A divided panel of the Third Circuit Court of Appeals recently reversed the dismissal of TCPA claims, finding that the faxes at issue were advertisements within the meaning of the TCPA. Fischbein v. Olson Research Group, Inc., 959 F.3d 559 (3d Cir. 2020). The Court made this finding even though the faxes at issue did not attempt to sell anything, but rather contained offers to buy the recipients’ services.
In Fischbein, the Third Circuit heard two consolidated appeals in which plaintiffs alleged that the defendants had violated the TCPA by sending them faxes that offered money in exchange for responses to market research surveys. Id. at 561. In both cases, the trial court dismissed the claims because the faxes were not an attempt to sell anything, and thus were not “advertisements” such that the sender needed a recipient’s prior express consent. A divided panel of the Third Circuit disagreed because, in its view, an offer to buy products, goods, or services can also qualify as an advertisement under the TCPA. Id.at 561.
The majority initially observed that the TCPA defines an “advertisement” as “any material advertising the commercial availability or quality of any property, goods, or services. . . .” Id. at 562 (citing 47 U.S.C. § 227(a)(5)). It also noted a prior decision in which the Third Circuit found that “to be an ad, the fax must promote goods or services to be bought orsold, and it should have profit as an aim.” Id. (emphasis added) (citing Mauthe v. Optum Inc., 925 F.3d 129, 133 (3d Cir. 2019)). But the Optum opinion did not consider whether a fax offering to buy something could trigger the TCPA. Rather, it involved a fax that encouraged recipients to influence a third party’s purchasing decisions. Id. at 133-34. The Fischbein majority nevertheless noted that nothing in Optum “limits an advertisement to a fax that the sender intends will facilitate the sale of a service or product to the recipient.” Id. (emphasis added).

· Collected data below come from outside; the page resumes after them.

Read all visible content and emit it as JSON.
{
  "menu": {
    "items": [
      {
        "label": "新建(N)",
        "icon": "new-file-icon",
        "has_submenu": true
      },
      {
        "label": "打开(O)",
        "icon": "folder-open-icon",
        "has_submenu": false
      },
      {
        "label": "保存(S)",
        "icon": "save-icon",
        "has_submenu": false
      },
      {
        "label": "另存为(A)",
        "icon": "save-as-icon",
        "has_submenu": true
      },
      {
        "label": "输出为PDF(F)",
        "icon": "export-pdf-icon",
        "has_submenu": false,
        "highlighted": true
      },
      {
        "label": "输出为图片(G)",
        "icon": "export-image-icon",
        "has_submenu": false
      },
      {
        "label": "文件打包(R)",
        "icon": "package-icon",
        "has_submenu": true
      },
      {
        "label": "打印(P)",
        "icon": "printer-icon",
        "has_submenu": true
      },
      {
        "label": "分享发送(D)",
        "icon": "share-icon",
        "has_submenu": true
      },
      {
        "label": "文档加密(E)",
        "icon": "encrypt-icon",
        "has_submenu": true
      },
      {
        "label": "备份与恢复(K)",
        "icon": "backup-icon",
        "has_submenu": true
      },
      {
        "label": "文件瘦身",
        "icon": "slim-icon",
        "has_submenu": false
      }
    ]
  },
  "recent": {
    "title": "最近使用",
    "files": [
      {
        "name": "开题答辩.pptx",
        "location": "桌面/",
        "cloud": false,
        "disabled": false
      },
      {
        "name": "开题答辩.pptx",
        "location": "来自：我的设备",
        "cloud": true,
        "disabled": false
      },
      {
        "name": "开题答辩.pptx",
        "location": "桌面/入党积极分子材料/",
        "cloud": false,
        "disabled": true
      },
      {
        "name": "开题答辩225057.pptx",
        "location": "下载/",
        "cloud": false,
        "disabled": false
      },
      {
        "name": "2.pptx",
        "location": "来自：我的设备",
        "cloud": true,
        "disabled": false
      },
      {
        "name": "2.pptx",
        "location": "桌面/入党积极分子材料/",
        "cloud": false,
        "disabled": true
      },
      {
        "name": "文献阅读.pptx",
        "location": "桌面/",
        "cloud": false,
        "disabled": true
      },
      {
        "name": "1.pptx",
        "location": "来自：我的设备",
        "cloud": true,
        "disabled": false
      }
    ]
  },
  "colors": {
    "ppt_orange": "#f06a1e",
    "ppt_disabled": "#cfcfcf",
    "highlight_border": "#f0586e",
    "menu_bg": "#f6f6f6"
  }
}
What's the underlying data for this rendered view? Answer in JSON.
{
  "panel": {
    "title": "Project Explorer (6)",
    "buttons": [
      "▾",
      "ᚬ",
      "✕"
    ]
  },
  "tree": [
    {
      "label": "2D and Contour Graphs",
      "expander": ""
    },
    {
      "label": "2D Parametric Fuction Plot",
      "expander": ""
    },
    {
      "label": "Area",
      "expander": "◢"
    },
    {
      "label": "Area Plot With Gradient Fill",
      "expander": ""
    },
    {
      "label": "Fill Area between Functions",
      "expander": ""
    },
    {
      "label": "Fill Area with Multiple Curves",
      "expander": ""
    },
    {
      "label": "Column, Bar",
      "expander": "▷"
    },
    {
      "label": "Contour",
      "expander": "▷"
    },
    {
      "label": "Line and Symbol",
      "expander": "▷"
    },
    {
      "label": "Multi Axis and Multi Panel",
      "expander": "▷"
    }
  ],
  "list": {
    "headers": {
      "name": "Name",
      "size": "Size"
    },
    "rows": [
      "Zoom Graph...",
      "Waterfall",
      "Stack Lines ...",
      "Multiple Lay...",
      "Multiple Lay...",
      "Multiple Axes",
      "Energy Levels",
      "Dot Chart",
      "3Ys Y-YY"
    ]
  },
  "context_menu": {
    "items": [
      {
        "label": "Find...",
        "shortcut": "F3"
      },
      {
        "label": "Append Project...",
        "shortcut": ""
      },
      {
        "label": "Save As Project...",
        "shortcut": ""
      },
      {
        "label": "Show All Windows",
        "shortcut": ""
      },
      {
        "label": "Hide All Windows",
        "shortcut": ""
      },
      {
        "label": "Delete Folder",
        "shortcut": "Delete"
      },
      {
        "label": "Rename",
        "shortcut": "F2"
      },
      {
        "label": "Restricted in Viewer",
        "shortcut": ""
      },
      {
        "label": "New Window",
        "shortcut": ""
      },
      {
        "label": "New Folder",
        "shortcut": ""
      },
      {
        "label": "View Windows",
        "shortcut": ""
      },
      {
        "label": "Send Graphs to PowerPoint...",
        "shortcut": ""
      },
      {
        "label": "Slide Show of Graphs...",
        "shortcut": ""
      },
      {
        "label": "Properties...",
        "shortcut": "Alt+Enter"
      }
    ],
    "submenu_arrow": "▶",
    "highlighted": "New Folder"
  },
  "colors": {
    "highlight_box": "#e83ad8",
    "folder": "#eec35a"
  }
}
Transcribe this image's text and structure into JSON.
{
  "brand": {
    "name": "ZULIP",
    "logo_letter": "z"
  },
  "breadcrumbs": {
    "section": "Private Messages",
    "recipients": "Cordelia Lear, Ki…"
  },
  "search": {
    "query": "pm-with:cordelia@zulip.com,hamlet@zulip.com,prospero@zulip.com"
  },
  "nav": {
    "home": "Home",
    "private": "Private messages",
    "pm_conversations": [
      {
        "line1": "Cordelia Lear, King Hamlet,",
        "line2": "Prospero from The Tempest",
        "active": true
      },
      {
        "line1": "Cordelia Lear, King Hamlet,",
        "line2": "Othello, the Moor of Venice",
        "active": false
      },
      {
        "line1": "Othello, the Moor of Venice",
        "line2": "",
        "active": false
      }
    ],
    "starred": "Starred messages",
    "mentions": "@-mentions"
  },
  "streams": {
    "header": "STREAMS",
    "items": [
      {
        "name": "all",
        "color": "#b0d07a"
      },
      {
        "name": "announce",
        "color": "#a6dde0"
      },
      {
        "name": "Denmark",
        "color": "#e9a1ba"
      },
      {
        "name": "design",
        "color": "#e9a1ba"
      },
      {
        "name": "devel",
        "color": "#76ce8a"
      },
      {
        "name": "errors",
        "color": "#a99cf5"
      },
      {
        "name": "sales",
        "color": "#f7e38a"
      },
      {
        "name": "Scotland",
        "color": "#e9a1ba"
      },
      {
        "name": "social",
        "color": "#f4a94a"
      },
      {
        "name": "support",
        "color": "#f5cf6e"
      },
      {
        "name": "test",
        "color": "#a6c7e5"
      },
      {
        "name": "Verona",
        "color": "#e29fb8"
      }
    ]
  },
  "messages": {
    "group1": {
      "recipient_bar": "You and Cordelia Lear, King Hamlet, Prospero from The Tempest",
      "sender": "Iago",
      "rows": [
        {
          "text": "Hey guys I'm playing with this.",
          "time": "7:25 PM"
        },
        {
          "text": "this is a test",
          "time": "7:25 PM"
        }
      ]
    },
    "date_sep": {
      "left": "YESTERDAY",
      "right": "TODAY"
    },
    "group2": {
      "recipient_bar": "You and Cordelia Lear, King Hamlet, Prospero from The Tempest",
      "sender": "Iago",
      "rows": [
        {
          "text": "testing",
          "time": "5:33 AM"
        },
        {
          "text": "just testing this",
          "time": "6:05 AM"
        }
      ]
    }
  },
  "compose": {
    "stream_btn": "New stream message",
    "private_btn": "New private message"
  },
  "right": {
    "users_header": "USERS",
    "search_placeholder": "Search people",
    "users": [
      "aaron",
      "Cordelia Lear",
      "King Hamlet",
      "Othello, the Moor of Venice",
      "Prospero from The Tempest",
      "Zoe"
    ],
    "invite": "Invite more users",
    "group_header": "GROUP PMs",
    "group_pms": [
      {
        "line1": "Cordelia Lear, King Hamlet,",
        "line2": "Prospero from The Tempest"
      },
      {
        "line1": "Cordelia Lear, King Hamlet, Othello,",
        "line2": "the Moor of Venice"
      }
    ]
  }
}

The majority went on to note that it “do[es] not doubt that a recipient of a fax offering to buy goods or services from the recipient would consider the fax to be an advertisement.” Fischbein, 959 F.2d at 562. Accordingly, the majority found that any fax that announces “the availability of an opportunity for the recipient to exchange goods or services for compensation” falls within the reach of the TCPA. Id. (emphasis added). Because an offer of payment in exchange for responses to a market survey is a “commercial transaction,” the majority concluded that these faxes had triggered the statute. Id. at 564.
The majority’s expansive interpretation is an outlier that prompted a withering dissent from Circuit Judge Kent A. Jordan, who observed that the majority was wrong to base its interpretation of the statute on “the subjective perception of litigants.” He then explained that the majority had rewritten the statute by replacing the “commercial availability” definition with a “commercial transaction” test. As for whether these faxes had advertised the “commercial availability” of anything such that they triggered the statute, Judge Jordan explained that they had not. To the contrary, they sought “to obtain something – the doctor’s survey responses.” In other words, they communicated “the exact opposite of availability,” specifically “a need for something not readily available to the sender.” Id. (emphasis added).
One of the Defendants has petitioned for a rehearing en banc, which would allow the entire Third Circuit to review the interpretive errors outlined in Judge Jordan’s dissent. We will continue to monitor this case and report on any significant developments.